Feri melemparkan sepatu yang dipegangnya sambil berkata, "Pak Wiryo juga nggak akan melepaskannya."

 

"Kak Feri, bagaimana kamu akan menangani mereka? Mereka semua sudah melihat kejadian malam ini. Nggak boleh ada seorang pun yang membocorkannya," tanya Brodi dengan tatapan dingin.

 

"Pak Brodi, bagaimana menurut pendapatmu?" tanya Feri.

 

Muncikari adalah orang yang cukup cerdik. Dia sudah menyadari seriusnya masalah ini. Mungkin mereka semua akan dibungkam

 

"Pak Brodi, Kak Feri, aku nggak melihat apa- apa. Aku juga nggak akan pernah membocorkan tentang hal ini. Tolong belas kasihannya, ampuni nyawaku."

 

Muncikari dan para gadis penghibur itu segera berlutut memohon belas kasihan. Mereka yang baru saja bersyukur karena tidak menerima balas dendam Adriel, sekarang sudah menyadari situasinya.

 

Kejadian di dalam ruang VIP malam ini adalah aib besar bagi mereka. Untuk menutupinya, cara terbaik adalah membunuh dan menghilangkan bukti.

 

Para gadis itu juga ikut berlutut memohon belas kasihan, menangis penuh ketakutan.

 

"Orang mati nggak akan bicara.
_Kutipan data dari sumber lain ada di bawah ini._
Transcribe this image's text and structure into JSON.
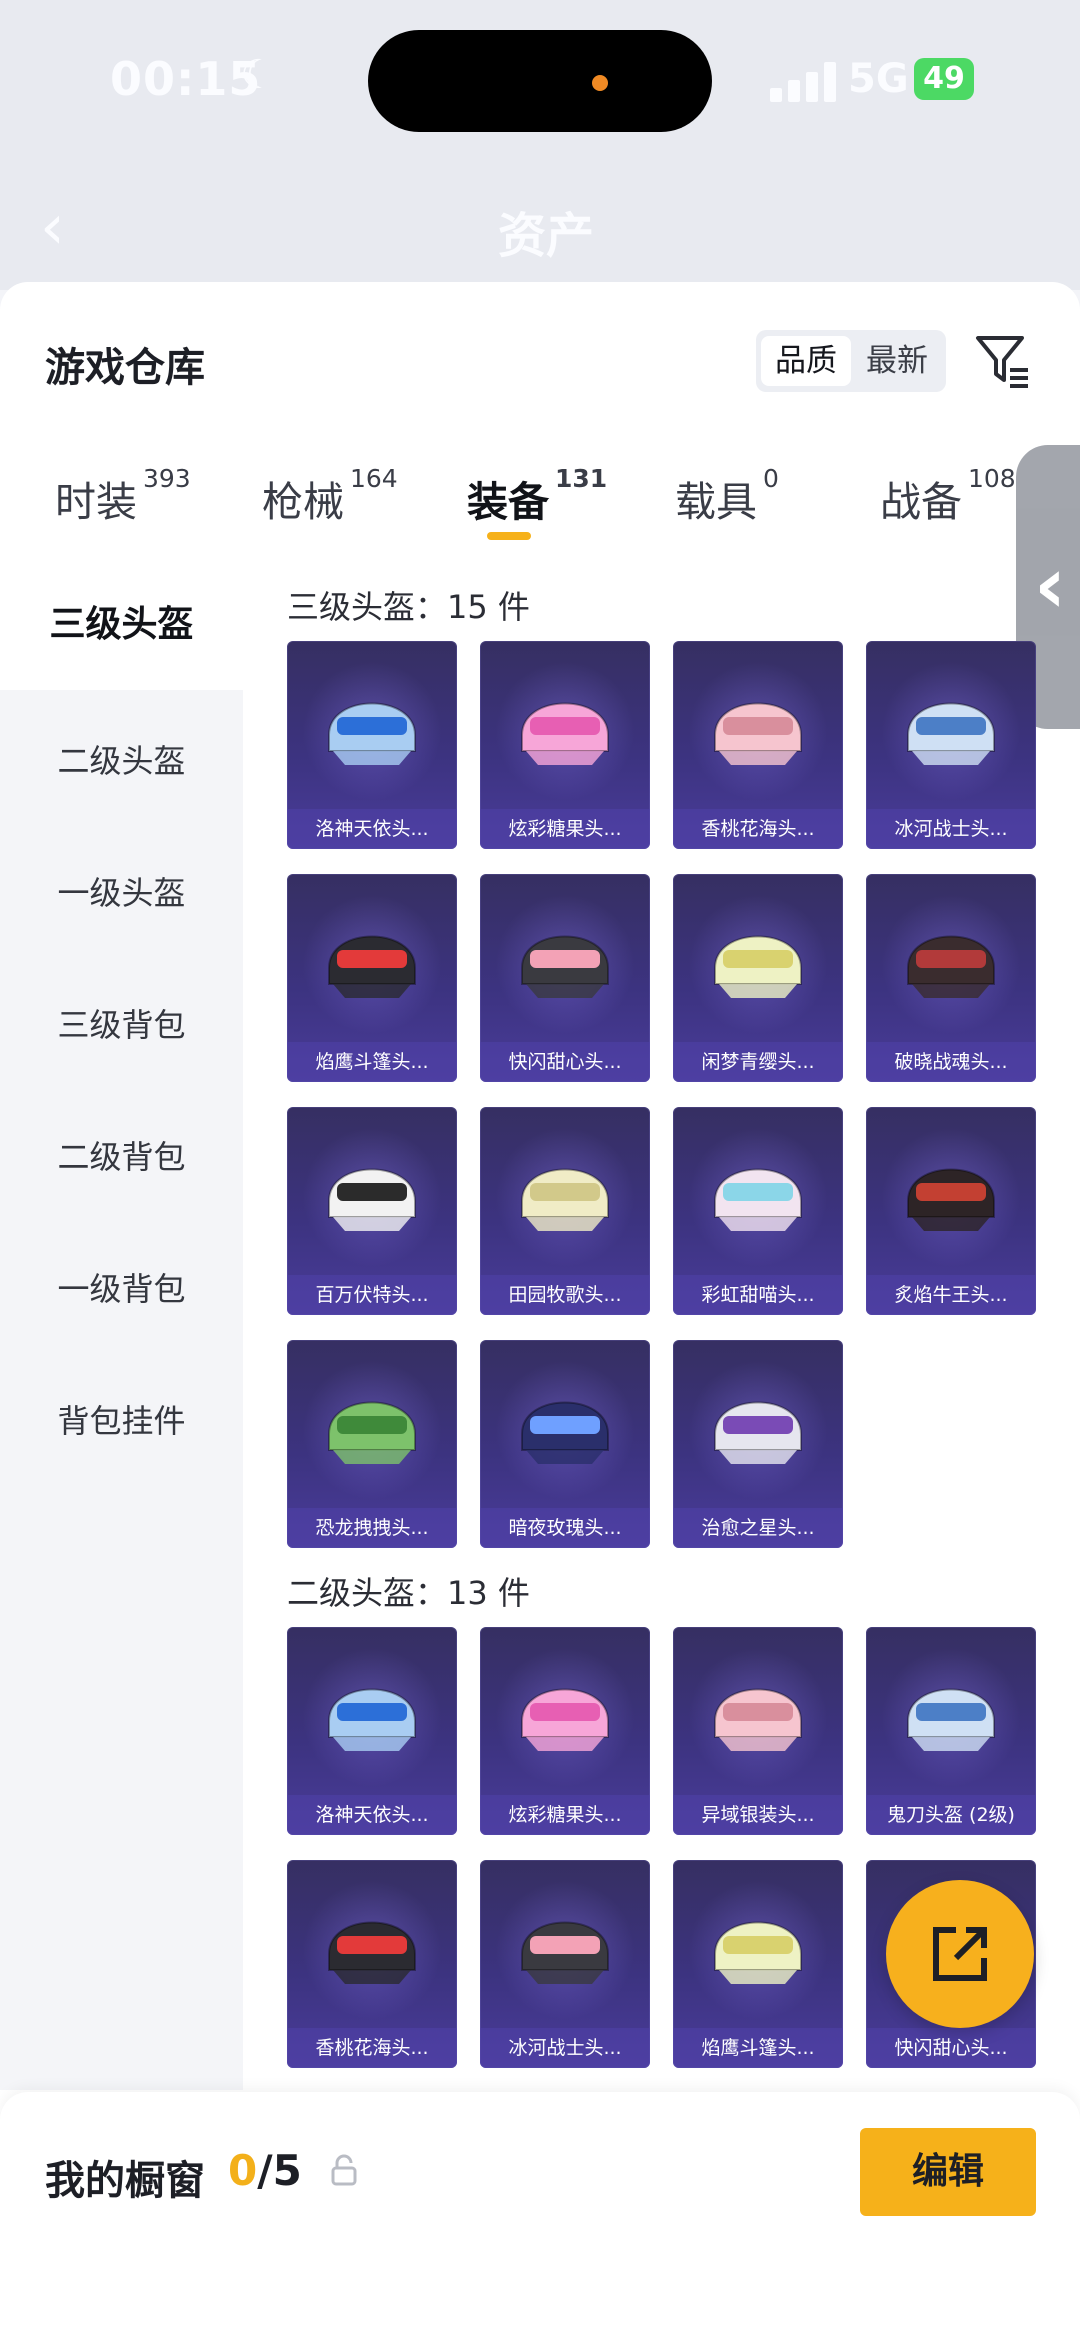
{
  "status_bar": {
    "time": "00:15",
    "network": "5G",
    "battery": "49"
  },
  "header": {
    "title": "资产"
  },
  "warehouse": {
    "title": "游戏仓库",
    "sort_options": [
      "品质",
      "最新"
    ],
    "active_sort": "品质"
  },
  "tabs": [
    {
      "label": "时装",
      "count": "393"
    },
    {
      "label": "枪械",
      "count": "164"
    },
    {
      "label": "装备",
      "count": "131"
    },
    {
      "label": "载具",
      "count": "0"
    },
    {
      "label": "战备",
      "count": "108"
    }
  ],
  "active_tab": "装备",
  "sidebar": {
    "items": [
      "三级头盔",
      "二级头盔",
      "一级头盔",
      "三级背包",
      "二级背包",
      "一级背包",
      "背包挂件"
    ],
    "active": "三级头盔"
  },
  "sections": [
    {
      "label": "三级头盔：15 件",
      "items": [
        "洛神天依头...",
        "炫彩糖果头...",
        "香桃花海头...",
        "冰河战士头...",
        "焰鹰斗篷头...",
        "快闪甜心头...",
        "闲梦青缨头...",
        "破晓战魂头...",
        "百万伏特头...",
        "田园牧歌头...",
        "彩虹甜喵头...",
        "炙焰牛王头...",
        "恐龙拽拽头...",
        "暗夜玫瑰头...",
        "治愈之星头..."
      ]
    },
    {
      "label": "二级头盔：13 件",
      "items": [
        "洛神天依头...",
        "炫彩糖果头...",
        "异域银装头...",
        "鬼刀头盔 (2级)",
        "香桃花海头...",
        "冰河战士头...",
        "焰鹰斗篷头...",
        "快闪甜心头..."
      ]
    }
  ],
  "bottom_bar": {
    "label": "我的橱窗",
    "used": "0",
    "total": "/5",
    "edit_label": "编辑"
  },
  "colors": {
    "accent": "#f6b11a",
    "item_bg": "#3c3380"
  },
  "icons": [
    "back-arrow-icon",
    "moon-icon",
    "filter-icon",
    "chevron-left-icon",
    "share-icon",
    "lock-icon"
  ]
}
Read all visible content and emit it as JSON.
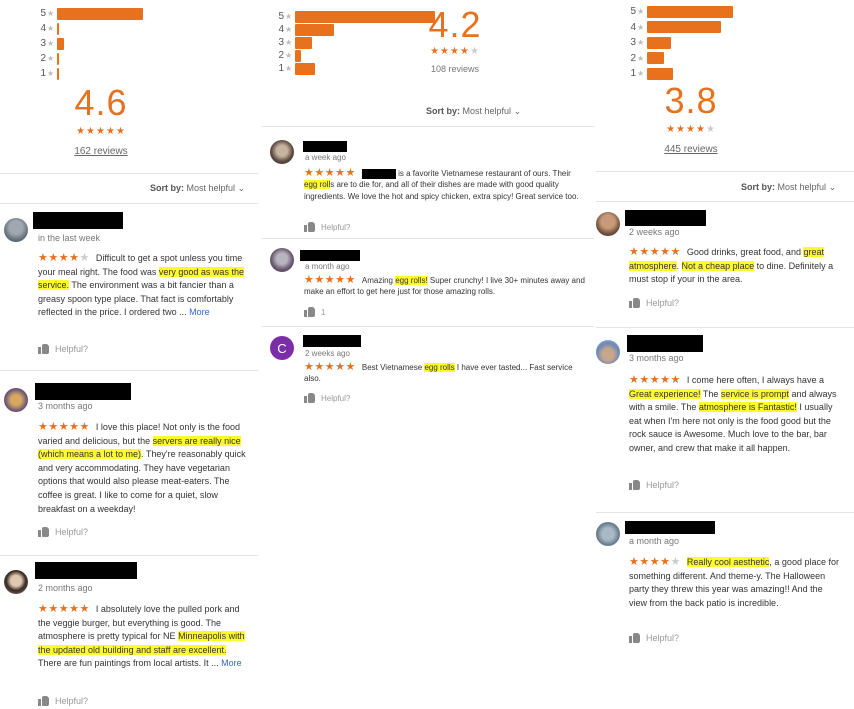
{
  "panels": [
    {
      "id": "p1",
      "histogram": [
        {
          "label": "5",
          "fraction": 1.0
        },
        {
          "label": "4",
          "fraction": 0.0
        },
        {
          "label": "3",
          "fraction": 0.08
        },
        {
          "label": "2",
          "fraction": 0.02
        },
        {
          "label": "1",
          "fraction": 0.02
        }
      ],
      "score": "4.6",
      "score_stars": 4.5,
      "reviews_link": "162 reviews",
      "sort_label": "Sort by:",
      "sort_value": "Most helpful",
      "reviews": [
        {
          "when": "in the last week",
          "stars": 4,
          "segments": [
            {
              "t": "Difficult to get a spot unless you time your meal right.  The food was "
            },
            {
              "t": "very good as was the service.",
              "hl": true
            },
            {
              "t": "  The environment was a bit fancier than a greasy spoon type place.  That fact is comfortably reflected in the price.  I ordered two ... "
            },
            {
              "t": "More",
              "more": true
            }
          ],
          "helpful": "Helpful?"
        },
        {
          "when": "3 months ago",
          "stars": 5,
          "segments": [
            {
              "t": "I love this place! Not only is the food varied and delicious, but the "
            },
            {
              "t": "servers are really nice (which means a lot to me)",
              "hl": true
            },
            {
              "t": ". They're reasonably quick and very accommodating. They have vegetarian options that would also please meat-eaters. The coffee is great. I like to come for a quiet, slow breakfast on a weekday!"
            }
          ],
          "helpful": "Helpful?"
        },
        {
          "when": "2 months ago",
          "stars": 5,
          "segments": [
            {
              "t": "I absolutely love the pulled pork and the veggie burger, but everything is good. The atmosphere is pretty typical for NE "
            },
            {
              "t": "Minneapolis with the updated old building and staff are excellent.",
              "hl": true
            },
            {
              "t": " There are fun paintings from local artists. It ... "
            },
            {
              "t": "More",
              "more": true
            }
          ],
          "helpful": "Helpful?"
        }
      ]
    },
    {
      "id": "p2",
      "histogram": [
        {
          "label": "5",
          "fraction": 1.0
        },
        {
          "label": "4",
          "fraction": 0.28
        },
        {
          "label": "3",
          "fraction": 0.12
        },
        {
          "label": "2",
          "fraction": 0.04
        },
        {
          "label": "1",
          "fraction": 0.14
        }
      ],
      "score": "4.2",
      "score_stars": 4,
      "reviews_link": "108 reviews",
      "sort_label": "Sort by:",
      "sort_value": "Most helpful",
      "reviews": [
        {
          "when": "a week ago",
          "stars": 5,
          "segments": [
            {
              "t": "[REDACTED]",
              "redact": true
            },
            {
              "t": " is a favorite Vietnamese restaurant of ours.  Their "
            },
            {
              "t": "egg roll",
              "hl": true
            },
            {
              "t": "s are to die for, and all of their dishes are made with good quality ingredients.  We love the hot and spicy chicken, extra spicy!  Great service too."
            }
          ],
          "helpful": "Helpful?"
        },
        {
          "when": "a month ago",
          "stars": 5,
          "segments": [
            {
              "t": "Amazing "
            },
            {
              "t": "egg rolls!",
              "hl": true
            },
            {
              "t": " Super crunchy! I live 30+ minutes away and make an effort to get here just for those amazing rolls."
            }
          ],
          "helpful": "1"
        },
        {
          "avatar_letter": "C",
          "when": "2 weeks ago",
          "stars": 5,
          "segments": [
            {
              "t": "Best Vietnamese "
            },
            {
              "t": "egg rolls",
              "hl": true
            },
            {
              "t": " I have ever tasted... Fast service also."
            }
          ],
          "helpful": "Helpful?"
        }
      ]
    },
    {
      "id": "p3",
      "histogram": [
        {
          "label": "5",
          "fraction": 1.0
        },
        {
          "label": "4",
          "fraction": 0.86
        },
        {
          "label": "3",
          "fraction": 0.28
        },
        {
          "label": "2",
          "fraction": 0.2
        },
        {
          "label": "1",
          "fraction": 0.3
        }
      ],
      "score": "3.8",
      "score_stars": 4,
      "reviews_link": "445 reviews",
      "sort_label": "Sort by:",
      "sort_value": "Most helpful",
      "reviews": [
        {
          "when": "2 weeks ago",
          "stars": 5,
          "segments": [
            {
              "t": "Good drinks, great food, and "
            },
            {
              "t": "great atmosphere",
              "hl": true
            },
            {
              "t": ". "
            },
            {
              "t": "Not a cheap place",
              "hl": true
            },
            {
              "t": " to dine. Definitely a must stop if your in the area."
            }
          ],
          "helpful": "Helpful?"
        },
        {
          "when": "3 months ago",
          "stars": 5,
          "segments": [
            {
              "t": "I come here often, I always have a "
            },
            {
              "t": "Great experience!",
              "hl": true
            },
            {
              "t": " The "
            },
            {
              "t": "service is prompt",
              "hl": true
            },
            {
              "t": " and always with a smile. The "
            },
            {
              "t": "atmosphere is Fantastic!",
              "hl": true
            },
            {
              "t": " I usually eat when I'm here not only is the food good but the rock sauce is Awesome. Much love to the bar, bar owner, and crew that make it all happen."
            }
          ],
          "helpful": "Helpful?"
        },
        {
          "when": "a month ago",
          "stars": 4,
          "segments": [
            {
              "t": "Really cool aesthetic",
              "hl": true
            },
            {
              "t": ", a good place for something different. And theme-y. The Halloween party they threw this year was amazing!! And the view from the back patio is incredible."
            }
          ],
          "helpful": "Helpful?"
        }
      ]
    }
  ]
}
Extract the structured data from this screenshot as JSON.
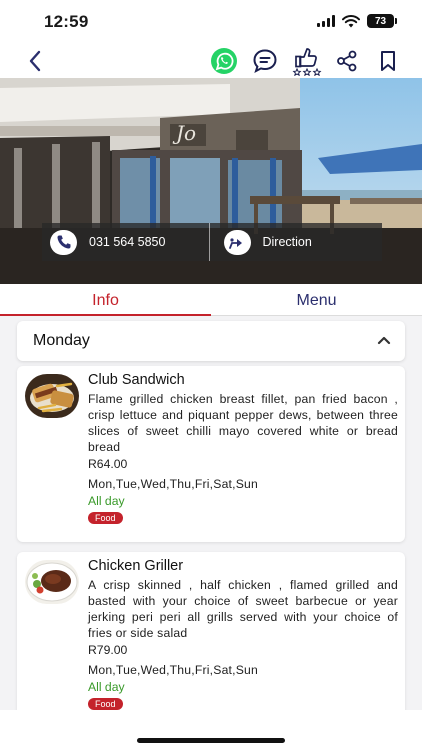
{
  "status": {
    "time": "12:59",
    "battery": "73"
  },
  "toolbar": {
    "back": "chevron-left-icon",
    "actions": [
      "whatsapp-icon",
      "chat-icon",
      "rating-thumb-icon",
      "share-icon",
      "bookmark-icon"
    ],
    "accent": "#2b2f6e",
    "whatsapp_color": "#25d366"
  },
  "hero": {
    "phone_label": "031 564 5850",
    "direction_label": "Direction",
    "sign_text": "Jo"
  },
  "tabs": {
    "info": "Info",
    "menu": "Menu",
    "active": "info",
    "active_color": "#c4222b"
  },
  "menu": {
    "day": "Monday",
    "items": [
      {
        "name": "Club Sandwich",
        "description": "Flame grilled chicken breast fillet, pan fried bacon , crisp lettuce and piquant pepper dews, between three slices of sweet chilli mayo covered white or bread bread",
        "price": "R64.00",
        "days": "Mon,Tue,Wed,Thu,Fri,Sat,Sun",
        "availability": "All day",
        "tag": "Food"
      },
      {
        "name": "Chicken Griller",
        "description": "A crisp skinned , half chicken , flamed grilled and basted with your choice of sweet barbecue or year jerking peri peri all grills served with your choice of fries or side salad",
        "price": "R79.00",
        "days": "Mon,Tue,Wed,Thu,Fri,Sat,Sun",
        "availability": "All day",
        "tag": "Food"
      }
    ]
  }
}
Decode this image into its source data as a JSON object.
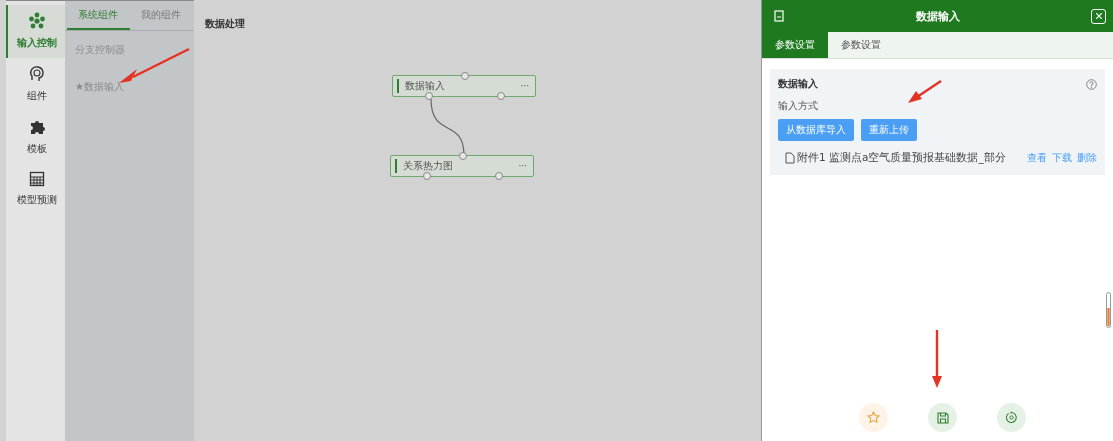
{
  "nav": [
    {
      "label": "输入控制",
      "selected": true
    },
    {
      "label": "组件",
      "selected": false
    },
    {
      "label": "模板",
      "selected": false
    },
    {
      "label": "模型预测",
      "selected": false
    }
  ],
  "component_tabs": [
    {
      "label": "系统组件",
      "selected": true
    },
    {
      "label": "我的组件",
      "selected": false
    }
  ],
  "component_list": [
    {
      "label": "分支控制器"
    },
    {
      "label": "★数据输入"
    }
  ],
  "canvas": {
    "title": "数据处理",
    "nodes": [
      {
        "label": "数据输入",
        "menu": "···"
      },
      {
        "label": "关系热力图",
        "menu": "···"
      }
    ]
  },
  "drawer": {
    "title": "数据输入",
    "tabs": [
      {
        "label": "参数设置",
        "selected": true
      },
      {
        "label": "参数设置",
        "selected": false
      }
    ],
    "section_title": "数据输入",
    "field_label": "输入方式",
    "buttons": [
      "从数据库导入",
      "重新上传"
    ],
    "attachment": {
      "name": "附件1 监测点a空气质量预报基础数据_部分",
      "actions": [
        "查看",
        "下载",
        "删除"
      ]
    },
    "footer_actions": [
      {
        "kind": "star"
      },
      {
        "kind": "save"
      },
      {
        "kind": "reset"
      }
    ]
  }
}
Lemparkan semuanya ke Sungai Silas untuk menjadi makanan ikan," perintah Brodi dengan sikap acuh tak acuh.

 

Feri mengangguk setuju.

 

Muncikari dan para gadis itu menangis histeris. Hati mereka penuh dengan ketakutan.

 

Muncikari merangkak mendekat. Dia memeluk celana Feri sambil terus memohon belas kasihan.

 

"Kak Feri, tolong ampuni aku. Aku akan melakukan apa saja untukmu. Aku bisa memberikan semua uang yang aku miliki padamu. Aku benar-benar nggak akan mengatakan apa pun."

 

Feri menendang Muncikari menjauh. Wajahnya terlihat dingin tanpa kepedulian sedikit pun.

 

"Pak Brodi, apa kamu nggak menyukaiku? Jangan bunuh aku, aku mohon jangan bunuh aku," pinta Selvi sambil berlutut dan memohon dengan penuh air mata.

 

Brodi bahkan tidak meliriknya sedikit pun. Dia hanya melepaskan jaketnya untuk menutupi kepalanya, lalu cepat-cepat meninggalkan ruang VIP.

 

"Jangan bilang aku sudah berbuat kejam. Kalau kalian ingin menyalahkan seseorang, salahkan saja orang bernama Adriel itu. Dia yang membuat kalian melihat sesuatu yang nggak seharusnya kalian lihat. Kalau kalian menjadi hantu, cari saja dia, lalu ambil nyawanya," ujar Brodi dengan nada yang dingin.

 

Dari luar, sekelompok pengawal melangkah masuk ke dalam ruang VIP. Feri pun langsung memberikan perintah.

 

"Buat mereka semua pingsan, masukkan ke dalam karung goni, lalu buang semuanya ke sungai," kata Feri.

 

Bagi orang-orang seperti Feri dan Brodi, nyawa manusia sama seperti rumput liar. Membunuh beberapa orang gadis penghibur tidak ada apa-apanya.

 

Di dalam ruang VIP, para gadis penghibur itu meraung keras, memohon pertolongan. Namun, semua itu percuma saja. Mereka dipukul hingga pingsan satu per satu.

 

Sebelum pingsan, Selvi sangat menyesali keputusannya.

 

Dia hanya berpikir, jika dia sama seperti Vivian yang selalu bersama Adriel, dia tidak hanya bisa keluar dari Istana Phoenix ini, melainkan juga bisa terhindar dari takdir kematian ini.

 

Sayangnya, tidak ada yang namanya obat untuk penyesalan di dunia ini!

 

Bab Lengkap

Membakar Langit ~ Bab 121 Membakar Langit ~ Bab 121 Reviewed by Novel Terjemahan Indonesia on December 04, 2024 Rating: 5

No comments:

Powered by Blogger.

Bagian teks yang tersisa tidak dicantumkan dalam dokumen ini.